What, for you, are the best things about the course?
First of all, you have the possibility to choose very specific topics in your field of interest. I have for example a module about prisons and one concerning the death penalty. As a consequence, you go further than only discussing the very general themes and issues of law. Secondly, you can still select from a very broad range of modules, such as the module concerning international human rights law. Thirdly, the professors are very passionate about their topics and this is very important for you as a student.
What is the PGMSA, and what is your role in the committee?
PGMSA stands for Postgraduate and Mature Student Association. It is a student association which organises activities for all postgraduate, taught and research, and mature undergraduate students and also represents them. By ‘mature undergraduate students’ it is mostly meant: undergraduate students above 21 years of age. There is a wide range of different activities that are organised. They vary from playing board games (my favourite activity as the atmosphere is always very relaxed and sociable) to day trips outside Birmingham. An important time for the PGMSA is also ‘Welcome week’, which takes place every year in the middle of September.
This year, I am the Postgraduate Taught Representative of the PGMSA. Consequently, I am occupied mostly with the second task of the PGMSA: representing students. If Postgraduate Taught students have any questions or problems concerning anything, they can come to me in person or email me and I help to get a solution.
What has been the highlight of your time at Birmingham?
What I particularly like about the university and the city of Birmingham itself is the mix of different cultures you come across. It has already been an enriching experience to talk and discuss academic and non-academic issues with persons coming from all over the world.
Why did you choose the University of Birmingham?
I discovered in the last year of my law degree in Belgium my interest in the topic of criminal law. As I had never focused on this topic, I decided to study an extra year to gain some more depth in the area. It was mostly the topic of ‘the death penalty’ that held my attention and as such I simply searched for universities specialising in this area. The University of Birmingham was one of the first results coming up and after I had read the offered Modules, I did not look further for other universities.
How will your degree prepare you for what you want to do afterwards?
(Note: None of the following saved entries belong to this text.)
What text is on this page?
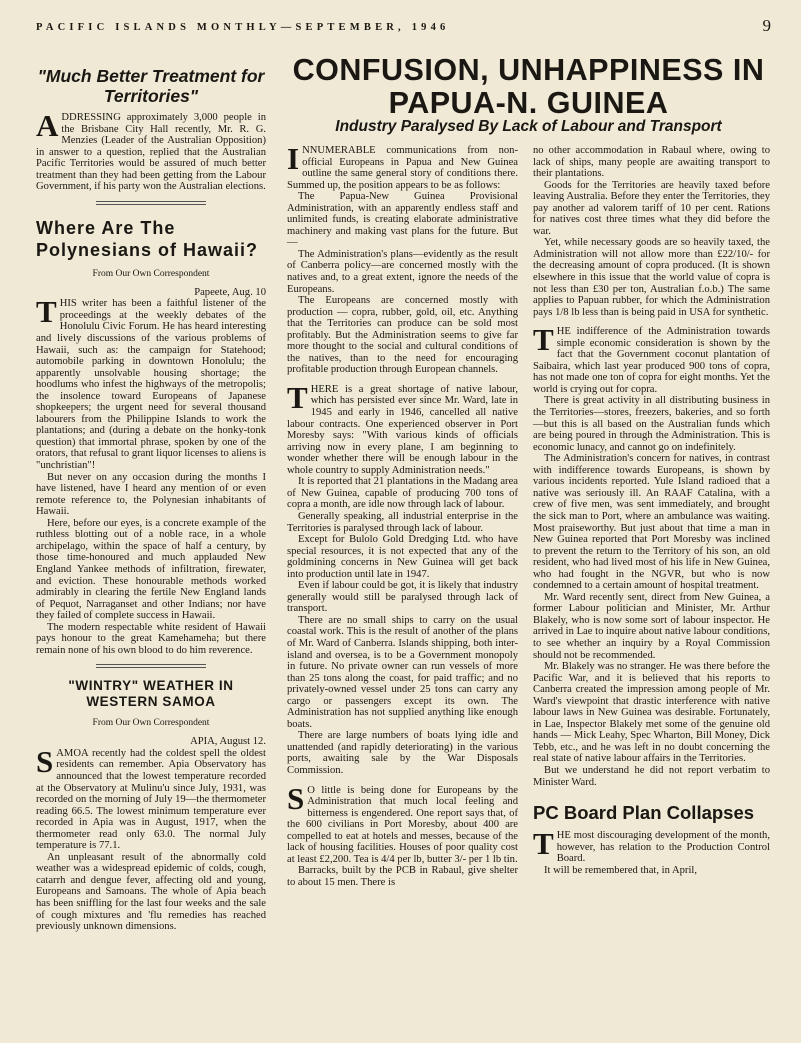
PACIFIC ISLANDS MONTHLY—SEPTEMBER, 1946	9
"Much Better Treatment for Territories"

ADDRESSING approximately 3,000 people in the Brisbane City Hall recently, Mr. R. G. Menzies (Leader of the Australian Opposition) in answer to a question, replied that the Australian Pacific Territories would be assured of much better treatment than they had been getting from the Labour Government, if his party won the Australian elections.

Where Are The Polynesians of Hawaii?
From Our Own Correspondent

Papeete, Aug. 10

THIS writer has been a faithful listener of the proceedings at the weekly debates of the Honolulu Civic Forum. He has heard interesting and lively discussions of the various problems of Hawaii, such as: the campaign for Statehood; automobile parking in downtown Honolulu; the apparently unsolvable housing shortage; the hoodlums who infest the highways of the metropolis; the insolence toward Europeans of Japanese shopkeepers; the urgent need for several thousand labourers from the Philippine Islands to work the plantations; and (during a debate on the honky-tonk question) that immortal phrase, spoken by one of the orators, that refusal to grant liquor licenses to aliens is "unchristian"!

But never on any occasion during the months I have listened, have I heard any mention of or even remote reference to, the Polynesian inhabitants of Hawaii.

Here, before our eyes, is a concrete example of the ruthless blotting out of a noble race, in a whole archipelago, within the space of half a century, by those time-honoured and much applauded New England Yankee methods of infiltration, firewater, and eviction. These honourable methods worked admirably in clearing the fertile New England lands of Pequot, Narraganset and other Indians; nor have they failed of complete success in Hawaii.

The modern respectable white resident of Hawaii pays honour to the great Kamehameha; but there remain none of his own blood to do him reverence.

"WINTRY" WEATHER IN WESTERN SAMOA
From Our Own Correspondent

APIA, August 12.

SAMOA recently had the coldest spell the oldest residents can remember. Apia Observatory has announced that the lowest temperature recorded at the Observatory at Mulinu'u since July, 1931, was recorded on the morning of July 19—the thermometer reading 66.5. The lowest minimum temperature ever recorded in Apia was in August, 1917, when the thermometer read only 63.0. The normal July temperature is 77.1.

An unpleasant result of the abnormally cold weather was a widespread epidemic of colds, cough, catarrh and dengue fever, affecting old and young, Europeans and Samoans. The whole of Apia beach has been sniffling for the last four weeks and the sale of cough mixtures and 'flu remedies has reached previously unknown dimensions.

CONFUSION, UNHAPPINESS IN PAPUA-N. GUINEA
Industry Paralysed By Lack of Labour and Transport

INNUMERABLE communications from non-official Europeans in Papua and New Guinea outline the same general story of conditions there. Summed up, the position appears to be as follows:

The Papua-New Guinea Provisional Administration, with an apparently endless staff and unlimited funds, is creating elaborate administrative machinery and making vast plans for the future. But—

The Administration's plans—evidently as the result of Canberra policy—are concerned mostly with the natives and, to a great extent, ignore the needs of the Europeans.

The Europeans are concerned mostly with production — copra, rubber, gold, oil, etc. Anything that the Territories can produce can be sold most profitably. But the Administration seems to give far more thought to the social and cultural conditions of the natives, than to the need for encouraging profitable production through European channels.

THERE is a great shortage of native labour, which has persisted ever since Mr. Ward, late in 1945 and early in 1946, cancelled all native labour contracts. One experienced observer in Port Moresby says: "With various kinds of officials arriving now in every plane, I am beginning to wonder whether there will be enough labour in the whole country to supply Administration needs."

It is reported that 21 plantations in the Madang area of New Guinea, capable of producing 700 tons of copra a month, are idle now through lack of labour.

Generally speaking, all industrial enterprise in the Territories is paralysed through lack of labour.

Except for Bulolo Gold Dredging Ltd. who have special resources, it is not expected that any of the goldmining concerns in New Guinea will get back into production until late in 1947.

Even if labour could be got, it is likely that industry generally would still be paralysed through lack of transport.

There are no small ships to carry on the usual coastal work. This is the result of another of the plans of Mr. Ward of Canberra. Islands shipping, both inter-island and oversea, is to be a Government monopoly in future. No private owner can run vessels of more than 25 tons along the coast, for paid traffic; and no privately-owned vessel under 25 tons can carry any cargo or passengers except its own. The Administration has not supplied anything like enough boats.

There are large numbers of boats lying idle and unattended (and rapidly deteriorating) in the various ports, awaiting sale by the War Disposals Commission.

S O little is being done for Europeans by the Administration that much local feeling and bitterness is engendered. One report says that, of the 600 civilians in Port Moresby, about 400 are compelled to eat at hotels and messes, because of the lack of housing facilities. Houses of poor quality cost at least £2,200. Tea is 4/4 per lb, butter 3/- per 1 lb tin.

Barracks, built by the PCB in Rabaul, give shelter to about 15 men. There is

no other accommodation in Rabaul where, owing to lack of ships, many people are awaiting transport to their plantations.

Goods for the Territories are heavily taxed before leaving Australia. Before they enter the Territories, they pay another ad valorem tariff of 10 per cent. Rations for natives cost three times what they did before the war.

Yet, while necessary goods are so heavily taxed, the Administration will not allow more than £22/10/- for the decreasing amount of copra produced. (It is shown elsewhere in this issue that the world value of copra is not less than £30 per ton, Australian f.o.b.) The same applies to Papuan rubber, for which the Administration pays 1/8 lb less than is being paid in USA for synthetic.

THE indifference of the Administration towards simple economic consideration is shown by the fact that the Government coconut plantation of Saibaira, which last year produced 900 tons of copra, has not made one ton of copra for eight months. Yet the world is crying out for copra.

There is great activity in all distributing business in the Territories—stores, freezers, bakeries, and so forth—but this is all based on the Australian funds which are being poured in through the Administration. This is economic lunacy, and cannot go on indefinitely.

The Administration's concern for natives, in contrast with indifference towards Europeans, is shown by various incidents reported. Yule Island radioed that a native was seriously ill. An RAAF Catalina, with a crew of five men, was sent immediately, and brought the sick man to Port, where an ambulance was waiting. Most praiseworthy. But just about that time a man in New Guinea reported that Port Moresby was inclined to prevent the return to the Territory of his son, an old resident, who had lived most of his life in New Guinea, who had fought in the NGVR, but who is now condemned to a certain amount of hospital treatment.

Mr. Ward recently sent, direct from New Guinea, a former Labour politician and Minister, Mr. Arthur Blakely, who is now some sort of labour inspector. He arrived in Lae to inquire about native labour conditions, to see whether an inquiry by a Royal Commission should not be recommended.

Mr. Blakely was no stranger. He was there before the Pacific War, and it is believed that his reports to Canberra created the impression among people of Mr. Ward's viewpoint that drastic interference with native labour laws in New Guinea was desirable. Fortunately, in Lae, Inspector Blakely met some of the genuine old hands — Mick Leahy, Spec Wharton, Bill Money, Dick Tebb, etc., and he was left in no doubt concerning the real state of native labour affairs in the Territories.

But we understand he did not report verbatim to Minister Ward.

PC Board Plan Collapses

THE most discouraging development of the month, however, has relation to the Production Control Board.

It will be remembered that, in April,
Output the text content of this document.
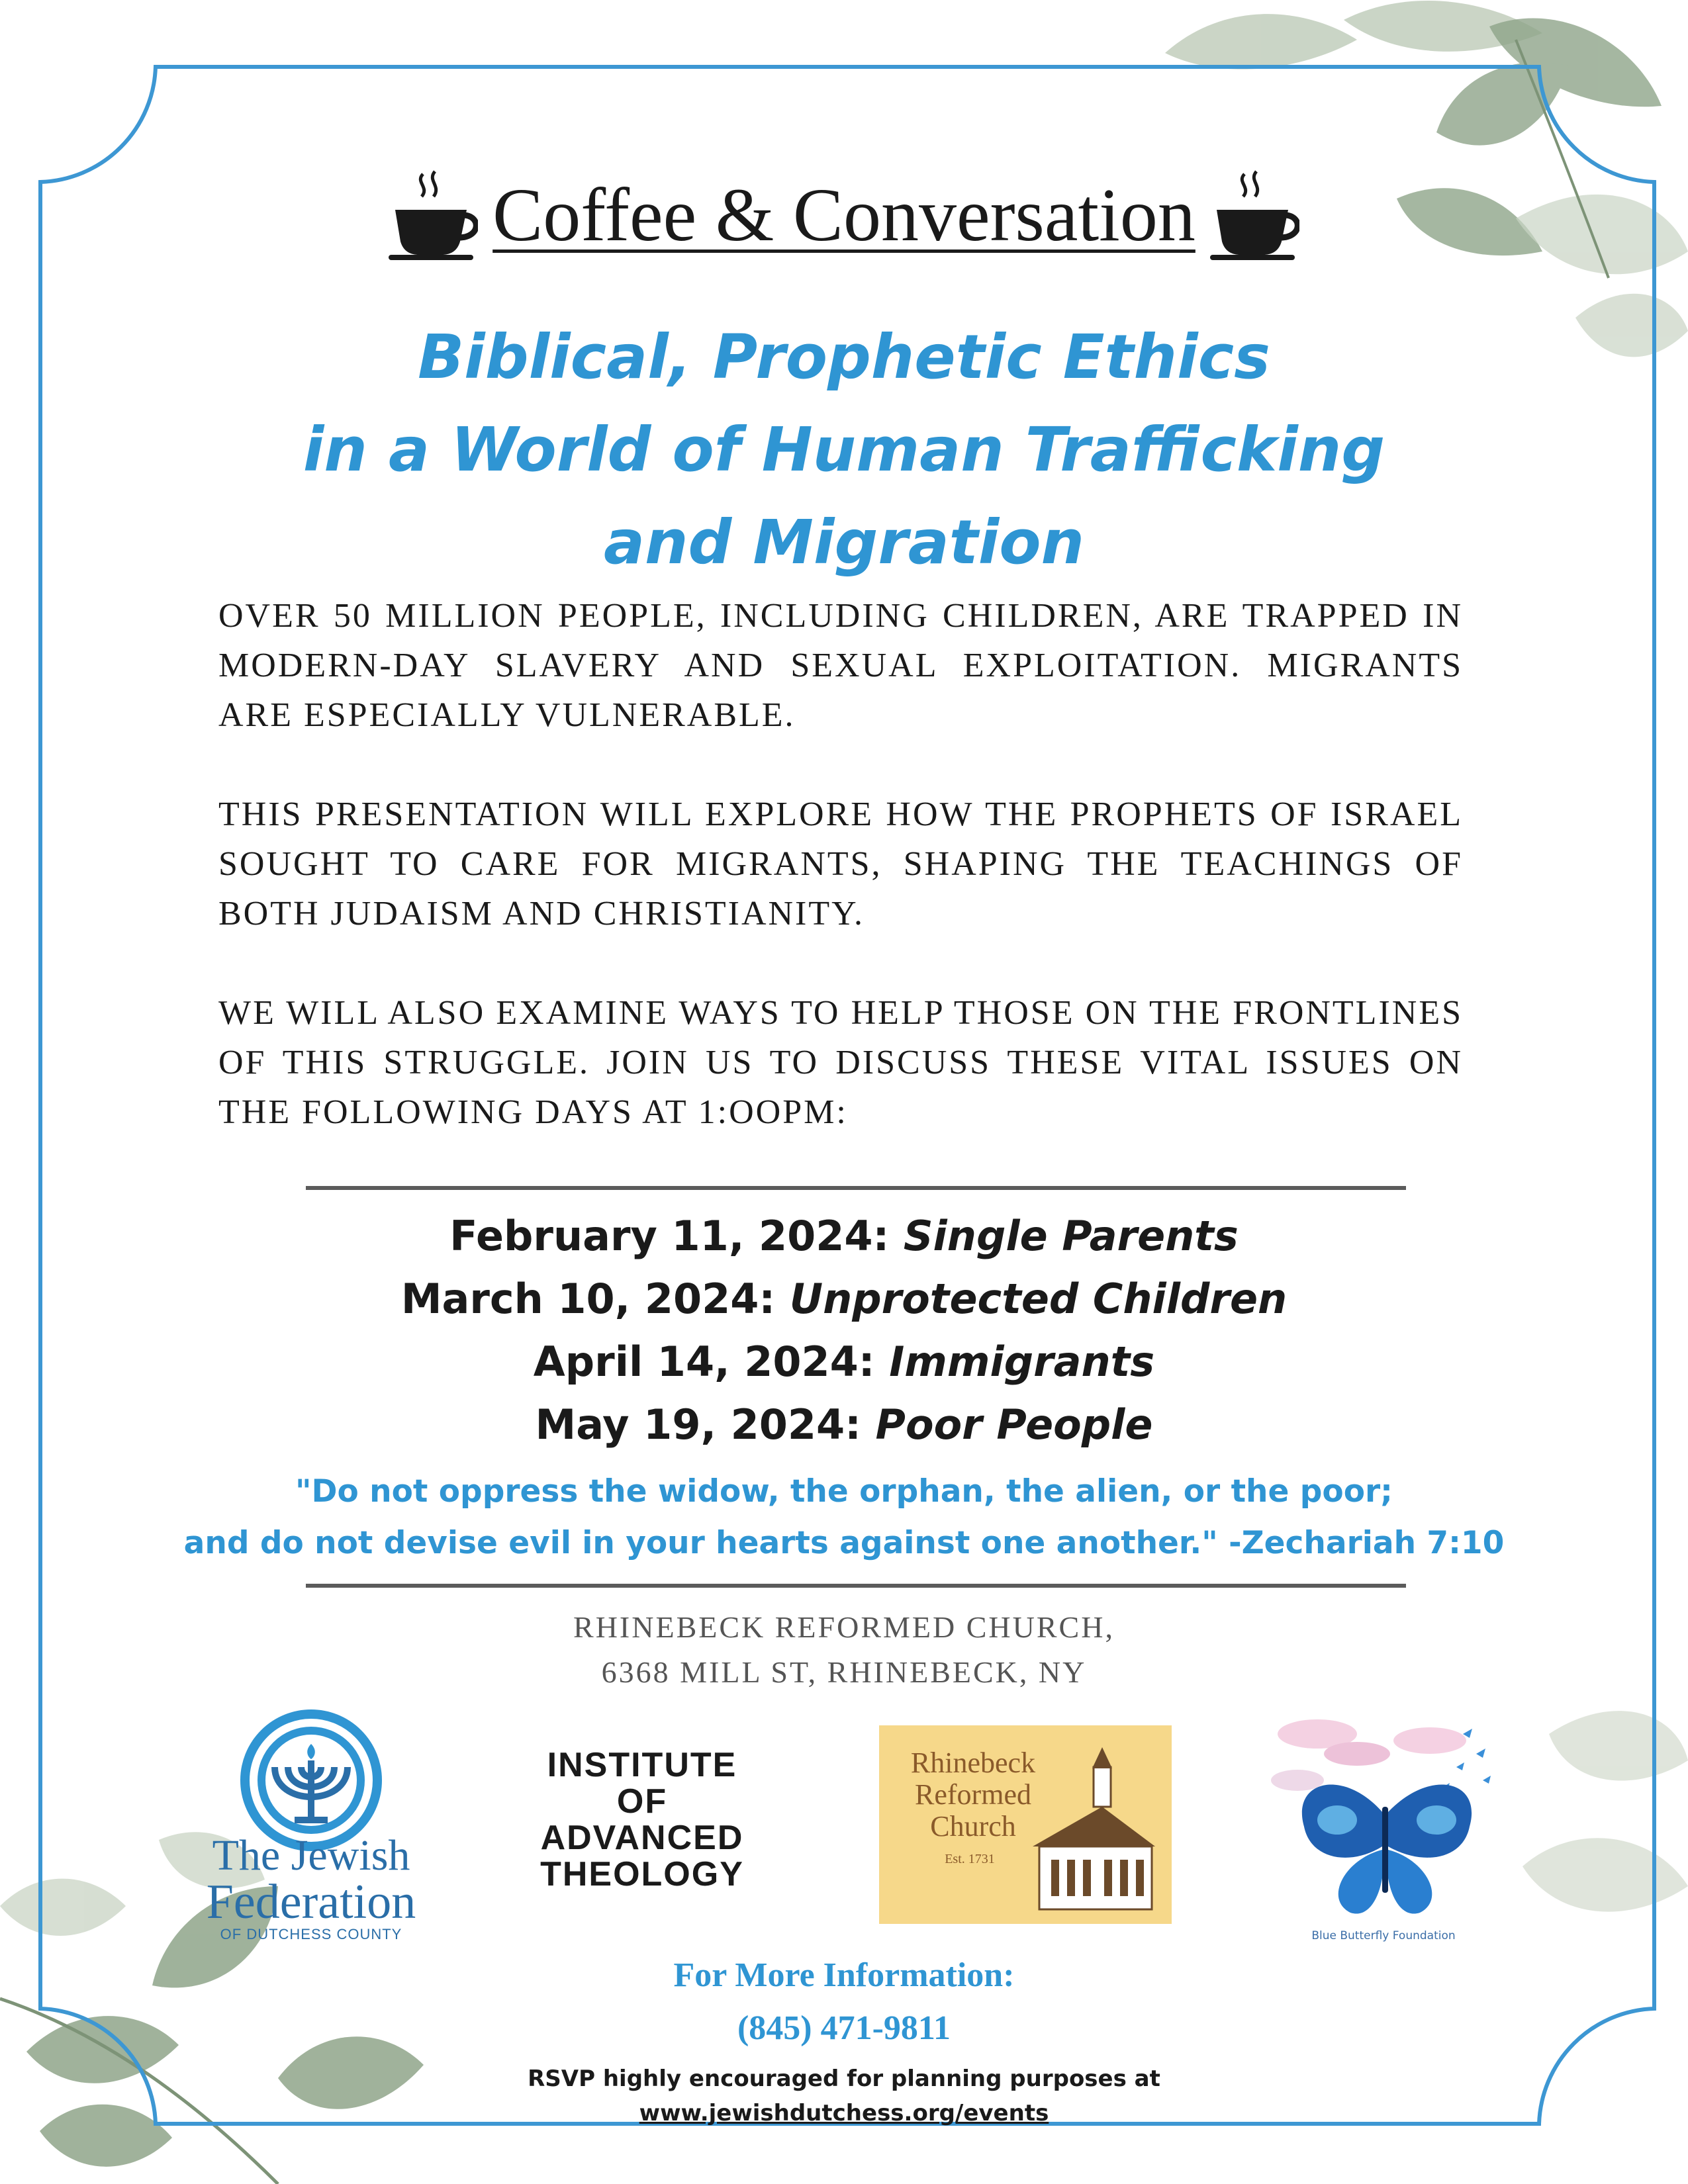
Coffee & Conversation
Biblical, Prophetic Ethics
in a World of Human Trafficking
and Migration
OVER 50 MILLION PEOPLE, INCLUDING CHILDREN, ARE TRAPPED IN MODERN-DAY SLAVERY AND SEXUAL EXPLOITATION. MIGRANTS ARE ESPECIALLY VULNERABLE.
THIS PRESENTATION WILL EXPLORE HOW THE PROPHETS OF ISRAEL SOUGHT TO CARE FOR MIGRANTS, SHAPING THE TEACHINGS OF BOTH JUDAISM AND CHRISTIANITY.
WE WILL ALSO EXAMINE WAYS TO HELP THOSE ON THE FRONTLINES OF THIS STRUGGLE. JOIN US TO DISCUSS THESE VITAL ISSUES ON THE FOLLOWING DAYS AT 1:OOPM:
February 11, 2024: Single Parents
March 10, 2024: Unprotected Children
April 14, 2024: Immigrants
May 19, 2024: Poor People
"Do not oppress the widow, the orphan, the alien, or the poor;
and do not devise evil in your hearts against one another." -Zechariah 7:10
RHINEBECK REFORMED CHURCH,
6368 MILL ST, RHINEBECK, NY
The Jewish
Federation
OF DUTCHESS COUNTY
INSTITUTE
OF
ADVANCED
THEOLOGY
Rhinebeck
Reformed
Church
Est. 1731
Blue Butterfly Foundation
For More Information:
(845) 471-9811
RSVP highly encouraged for planning purposes at
www.jewishdutchess.org/events
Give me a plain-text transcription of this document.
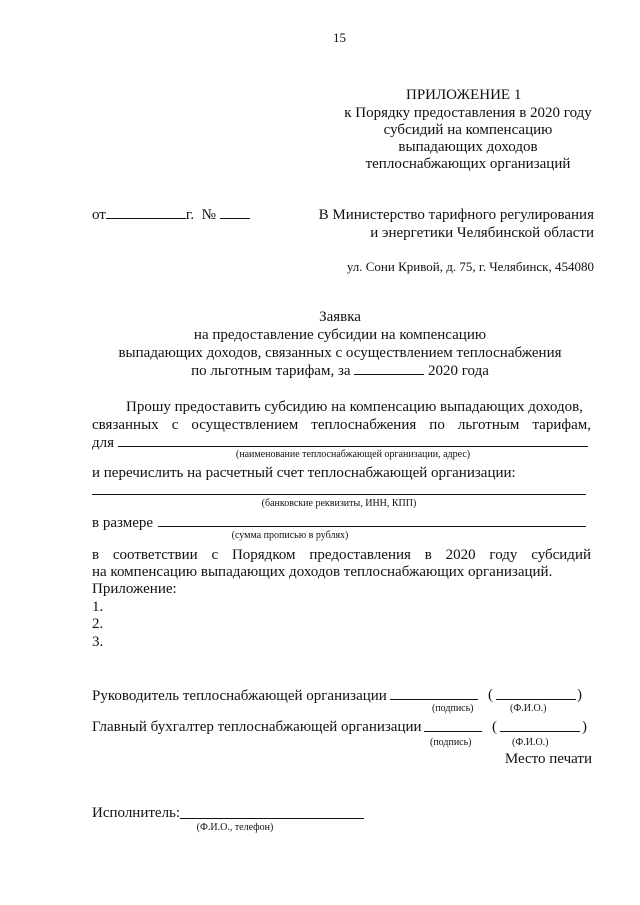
15
ПРИЛОЖЕНИЕ 1
к Порядку предоставления в 2020 году
субсидий на компенсацию
выпадающих доходов
теплоснабжающих организаций
от	г. №	В Министерство тарифного регулирования
и энергетики Челябинской области
ул. Сони Кривой, д. 75, г. Челябинск, 454080
Заявка
на предоставление субсидии на компенсацию
выпадающих доходов, связанных с осуществлением теплоснабжения
по льготным тарифам, за	2020 года
Прошу предоставить субсидию на компенсацию выпадающих доходов,
связанных с осуществлением теплоснабжения по льготным тарифам,
для
(наименование теплоснабжающей организации, адрес)
и перечислить на расчетный счет теплоснабжающей организации:
(банковские реквизиты, ИНН, КПП)
в размере
(сумма прописью в рублях)
в соответствии с Порядком предоставления в 2020 году субсидий
на компенсацию выпадающих доходов теплоснабжающих организаций.
Приложение:
1.
2.
3.
Руководитель теплоснабжающей организации	(	)
(подпись)	(Ф.И.О.)
Главный бухгалтер теплоснабжающей организации	(	)
(подпись)	(Ф.И.О.)
Место печати
Исполнитель:
(Ф.И.О., телефон)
What exactly I will be doing at this time next year is not yet clear to me but I am sure that it will be in the area of criminal justice. This program will have given me a basic understanding of the topic and its current issues. Furthermore this program will have helped me in finding and formulating my own (critical) opinion about these issues. Lastly, it has helped me already in discovering where my real interests lie and as such it will further help me in making decisions about the future.